I know from personal experience that the ability to tether a device can not only be of great benefit, but also occasionally life saving. If you aren’t familiar with the art of tethering then you can think of it as the ability to share your devices cellular data connection with your PC, Mac or a tablet. This is extremely useful when travelling and have no access to a Wi-Fi network, or if like me you have a Wi-Fi only iPad.
The ability to tether has caused an uproar with some networks due to the excessive drain it places on their resources, and some even require an additional charge per month to allow users the tethering luxury. However, this has been widely met with fury with users due to the belief that they pay on a monthly basis for a cellular data allowance which should entitle them to use that allowance in whatever manner they choose. In some cases networks have actually imposed a charge upon users who they have deemed to be frequent tethering users.
Very similar to the ongoing cat and mouse game between Apple and jailbreakers, a developer named capslock666 has come up with an application known as ‘reverse tethering’ for Android-powered device which are rooted. Reverse tethering, as you might expect, is the opposite to tethering and allows users to browse the internet on their mobile devices using the ADSL of your PC or Mac.
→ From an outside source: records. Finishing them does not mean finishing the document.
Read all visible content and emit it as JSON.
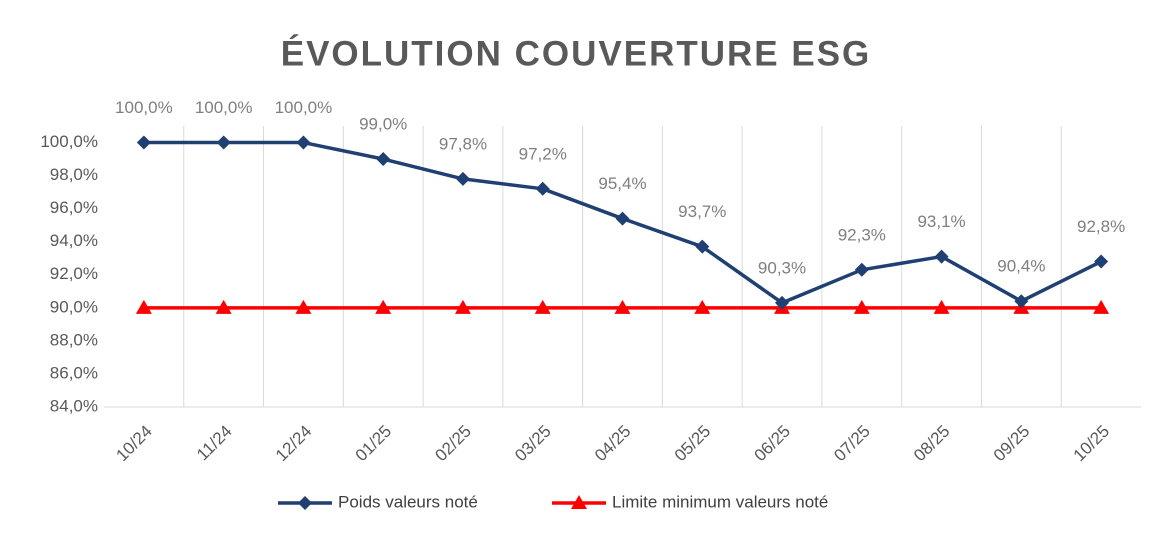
{
  "chart_data": {
    "type": "line",
    "title": "ÉVOLUTION COUVERTURE ESG",
    "categories": [
      "10/24",
      "11/24",
      "12/24",
      "01/25",
      "02/25",
      "03/25",
      "04/25",
      "05/25",
      "06/25",
      "07/25",
      "08/25",
      "09/25",
      "10/25"
    ],
    "series": [
      {
        "name": "Poids valeurs noté",
        "color": "#203f72",
        "marker": "diamond",
        "values": [
          100,
          100,
          100,
          99,
          97.8,
          97.2,
          95.4,
          93.7,
          90.3,
          92.3,
          93.1,
          90.4,
          92.8
        ],
        "value_labels": [
          "100,0%",
          "100,0%",
          "100,0%",
          "99,0%",
          "97,8%",
          "97,2%",
          "95,4%",
          "93,7%",
          "90,3%",
          "92,3%",
          "93,1%",
          "90,4%",
          "92,8%"
        ]
      },
      {
        "name": "Limite minimum valeurs noté",
        "color": "#ff0000",
        "marker": "triangle",
        "values": [
          90,
          90,
          90,
          90,
          90,
          90,
          90,
          90,
          90,
          90,
          90,
          90,
          90
        ]
      }
    ],
    "ylim": [
      84,
      101
    ],
    "yticks": [
      {
        "value": 84,
        "label": "84,0%"
      },
      {
        "value": 86,
        "label": "86,0%"
      },
      {
        "value": 88,
        "label": "88,0%"
      },
      {
        "value": 90,
        "label": "90,0%"
      },
      {
        "value": 92,
        "label": "92,0%"
      },
      {
        "value": 94,
        "label": "94,0%"
      },
      {
        "value": 96,
        "label": "96,0%"
      },
      {
        "value": 98,
        "label": "98,0%"
      },
      {
        "value": 100,
        "label": "100,0%"
      }
    ],
    "xgrid": true,
    "legend": "bottom"
  }
}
Although in the early stages, the development of the reverse tethering application is looking promising with only a few bugs needing to be ironed out before it is ready for prime time. It is also worth noting that the reverse tethering functionality will only be available for rooted Android users who are using the Windows operating system. For non-rooted Android users, the developer does have an alternative, albeit more labor intensive solution (found here) which is limited to surf only.
Information regarding the reverse tethering tool can be found here including full installation and technical instructions. The tool has been tested by the developer on around twenty Android devices but is always willing to accept user information on alternative devices.
Will the reverse tethering tool prove to be an effective piece of software in the battle between the networks and power users? So far it looks promising, but to remain relevant the developer will need to iron out the more prominent bugs.